In this paper, we discuss the ethical and legal challenges in cross-border data sharing and ethical values and legal principles that have been identified in current literature to overcome the challenges. This is followed by a proposal for possible ways of streamlining the governance of health data sharing from ethical and legal perspectives in a bid to better prepare for future global health emergencies and enable responsible sharing of health data.

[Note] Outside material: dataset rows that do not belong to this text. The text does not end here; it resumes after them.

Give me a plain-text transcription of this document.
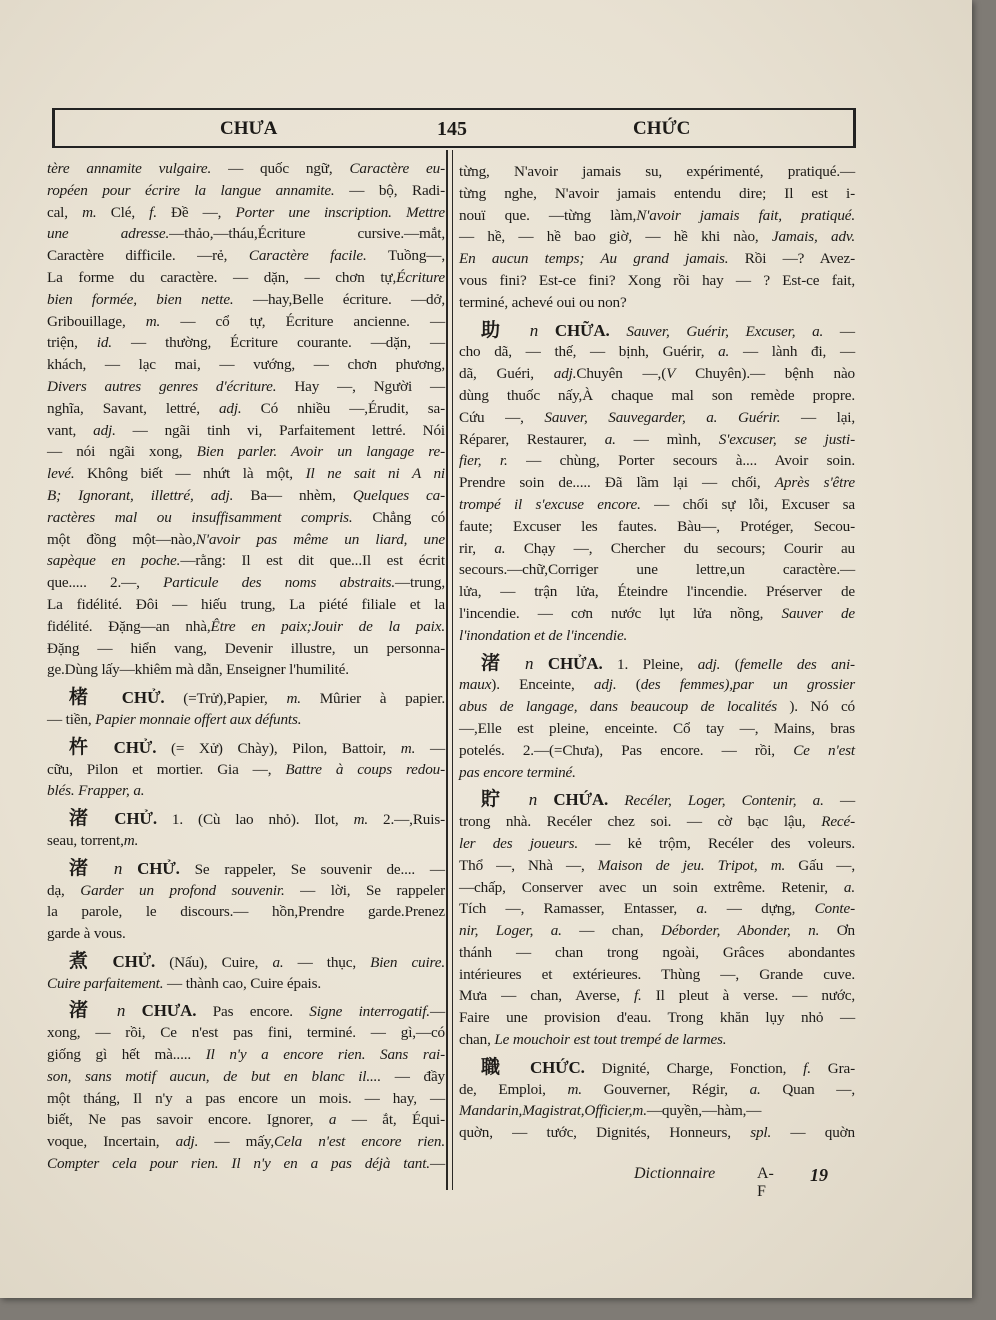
CHƯA	145	CHỨC
tère annamite vulgaire. — quốc ngữ, Caractère eu-
ropéen pour écrire la langue annamite. — bộ, Radi-
cal, m. Clé, f. Đề —, Porter une inscription. Mettre
une adresse.—thảo,—tháu,Écriture cursive.—mắt,
Caractère difficile. —rẻ, Caractère facile. Tuồng—,
La forme du caractère. — dặn, — chơn tự,Écriture
bien formée, bien nette. —hay,Belle écriture. —dở,
Gribouillage, m. — cổ tự, Écriture ancienne. —
triện, id. — thường, Écriture courante. —dặn, —
khách, — lạc mai, — vướng, — chơn phương,
Divers autres genres d'écriture. Hay —, Người —
nghĩa, Savant, lettré, adj. Có nhiều —,Érudit, sa-
vant, adj. — ngãi tinh vi, Parfaitement lettré. Nói
— nói ngãi xong, Bien parler. Avoir un langage re-
levé. Không biết — nhứt là một, Il ne sait ni A ni
B; Ignorant, illettré, adj. Ba— nhèm, Quelques ca-
ractères mal ou insuffisamment compris. Chẳng có
một đồng một—nào,N'avoir pas même un liard, une
sapèque en poche.—rằng: Il est dit que...Il est écrit
que..... 2.—, Particule des noms abstraits.—trung,
La fidélité. Đôi — hiếu trung, La piété filiale et la
fidélité. Đặng—an nhà,Être en paix;Jouir de la paix.
Đặng — hiển vang, Devenir illustre, un personna-
ge.Dùng lấy—khiêm mà dẫn, Enseigner l'humilité.
楮 CHỬ. (=Trử),Papier, m. Mûrier à papier.
— tiền, Papier monnaie offert aux défunts.
杵 CHỬ. (= Xử) Chày), Pilon, Battoir, m. —
cữu, Pilon et mortier. Gia —, Battre à coups redou-
blés. Frapper, a.
渚 CHỬ. 1. (Cù lao nhỏ). Ilot, m. 2.—,Ruis-
seau, torrent,m.
渚 n CHỬ. Se rappeler, Se souvenir de.... —
dạ, Garder un profond souvenir. — lời, Se rappeler
la parole, le discours.— hồn,Prendre garde.Prenez
garde à vous.
煮 CHỬ. (Nấu), Cuire, a. — thục, Bien cuire.
Cuire parfaitement. — thành cao, Cuire épais.
渚 n CHƯA. Pas encore. Signe interrogatif.—
xong, — rồi, Ce n'est pas fini, terminé. — gì,—có
giống gì hết mà..... Il n'y a encore rien. Sans rai-
son, sans motif aucun, de but en blanc il.... — đầy
một tháng, Il n'y a pas encore un mois. — hay, —
biết, Ne pas savoir encore. Ignorer, a — ắt, Équi-
voque, Incertain, adj. — mấy,Cela n'est encore rien.
Compter cela pour rien. Il n'y en a pas déjà tant.—
từng, N'avoir jamais su, expérimenté, pratiqué.—
từng nghe, N'avoir jamais entendu dire; Il est i-
nouï que. —từng làm,N'avoir jamais fait, pratiqué.
— hề, — hề bao giờ, — hề khi nào, Jamais, adv.
En aucun temps; Au grand jamais. Rồi —? Avez-
vous fini? Est-ce fini? Xong rồi hay — ? Est-ce fait,
terminé, achevé oui ou non?
助 n CHỮA. Sauver, Guérir, Excuser, a. —
cho dã, — thế, — bịnh, Guérir, a. — lành đi, —
dã, Guéri, adj.Chuyên —,(V Chuyên).— bệnh nào
dùng thuốc nấy,À chaque mal son remède propre.
Cứu —, Sauver, Sauvegarder, a. Guérir. — lại,
Réparer, Restaurer, a. — mình, S'excuser, se justi-
fier, r. — chùng, Porter secours à.... Avoir soin.
Prendre soin de..... Đã lầm lại — chối, Après s'être
trompé il s'excuse encore. — chối sự lỗi, Excuser sa
faute; Excuser les fautes. Bàu—, Protéger, Secou-
rir, a. Chạy —, Chercher du secours; Courir au
secours.—chữ,Corriger une lettre,un caractère.—
lửa, — trận lửa, Éteindre l'incendie. Préserver de
l'incendie. — cơn nước lụt lửa nồng, Sauver de
l'inondation et de l'incendie.
渚 n CHỬA. 1. Pleine, adj. (femelle des ani-
maux). Enceinte, adj. (des femmes),par un grossier
abus de langage, dans beaucoup de localités ). Nó có
—,Elle est pleine, enceinte. Cổ tay —, Mains, bras
potelés. 2.—(=Chưa), Pas encore. — rồi, Ce n'est
pas encore terminé.
貯 n CHỨA. Recéler, Loger, Contenir, a. —
trong nhà. Recéler chez soi. — cờ bạc lậu, Recé-
ler des joueurs. — kẻ trộm, Recéler des voleurs.
Thổ —, Nhà —, Maison de jeu. Tripot, m. Gấu —,
—chấp, Conserver avec un soin extrême. Retenir, a.
Tích —, Ramasser, Entasser, a. — dựng, Conte-
nir, Loger, a. — chan, Déborder, Abonder, n. Ơn
thánh — chan trong ngoài, Grâces abondantes
intérieures et extérieures. Thùng —, Grande cuve.
Mưa — chan, Averse, f. Il pleut à verse. — nước,
Faire une provision d'eau. Trong khăn lụy nhỏ —
chan, Le mouchoir est tout trempé de larmes.
職 CHỨC. Dignité, Charge, Fonction, f. Gra-
de, Emploi, m. Gouverner, Régir, a. Quan —,
Mandarin,Magistrat,Officier,m.—quyền,—hàm,—
quờn, — tước, Dignités, Honneurs, spl. — quờn
Dictionnaire	A-F
19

Scoping review methodology
A scoping review approach was used to better understand emerging evidence on issues relating to ethical and legal governance of cross-border health data sharing in global health emergencies. Scoping reviews enable researchers to synthesize diverse bodies of knowledge and describe their relevance, range, and nature. We followed the methodological framework of Arksey and O’Mally (2005) for scoping review studies. Arksey and O’Malley outline five steps to conduct such reviews which include: (1) identifying the research question; (2) identifying relevant studies; (3) study selection; (4) charting the data; (5) collating, summarizing, and reporting the results.
Search strategy
Searches were conducted on the Google Scholar search engine and four databases: Pub-med, Web of Science, Scopus, and Medline. Full texts of peer-reviewed articles were located and screened. The search terms used were: “health data AND pandemics OR health emergencies,” “health data AND ethical issues,” “health data AND legal issues,” “health data AND cross-border sharing,” “health data AND governance,” “health data AND streamlining governance.”
Selection process
The inclusion and exclusion criteria outlined in Table 1 below were used to assign a value of “include,” “exclude,” or “maybe” to the identified articles to ascertain whether the article should be included in the review or not. Further, Figure 1 elaborates on the strategy that was used to include and exclude the articles in relation to Table 1. In a situation where it was not possible to decide based on the title and abstract alone, the full article was reviewed. When the first reviewer (LM) was unsure of whether to include an article a second reviewer (PA) reviewed the article, and this was resolved by the full article being retrieved and re-read in each case. After removing duplicates and excluding articles that did not match the search criteria, a total of 23 articles were included in the analysis. A summary of the characteristics of the 23 articles selected for review can be found in Table 2.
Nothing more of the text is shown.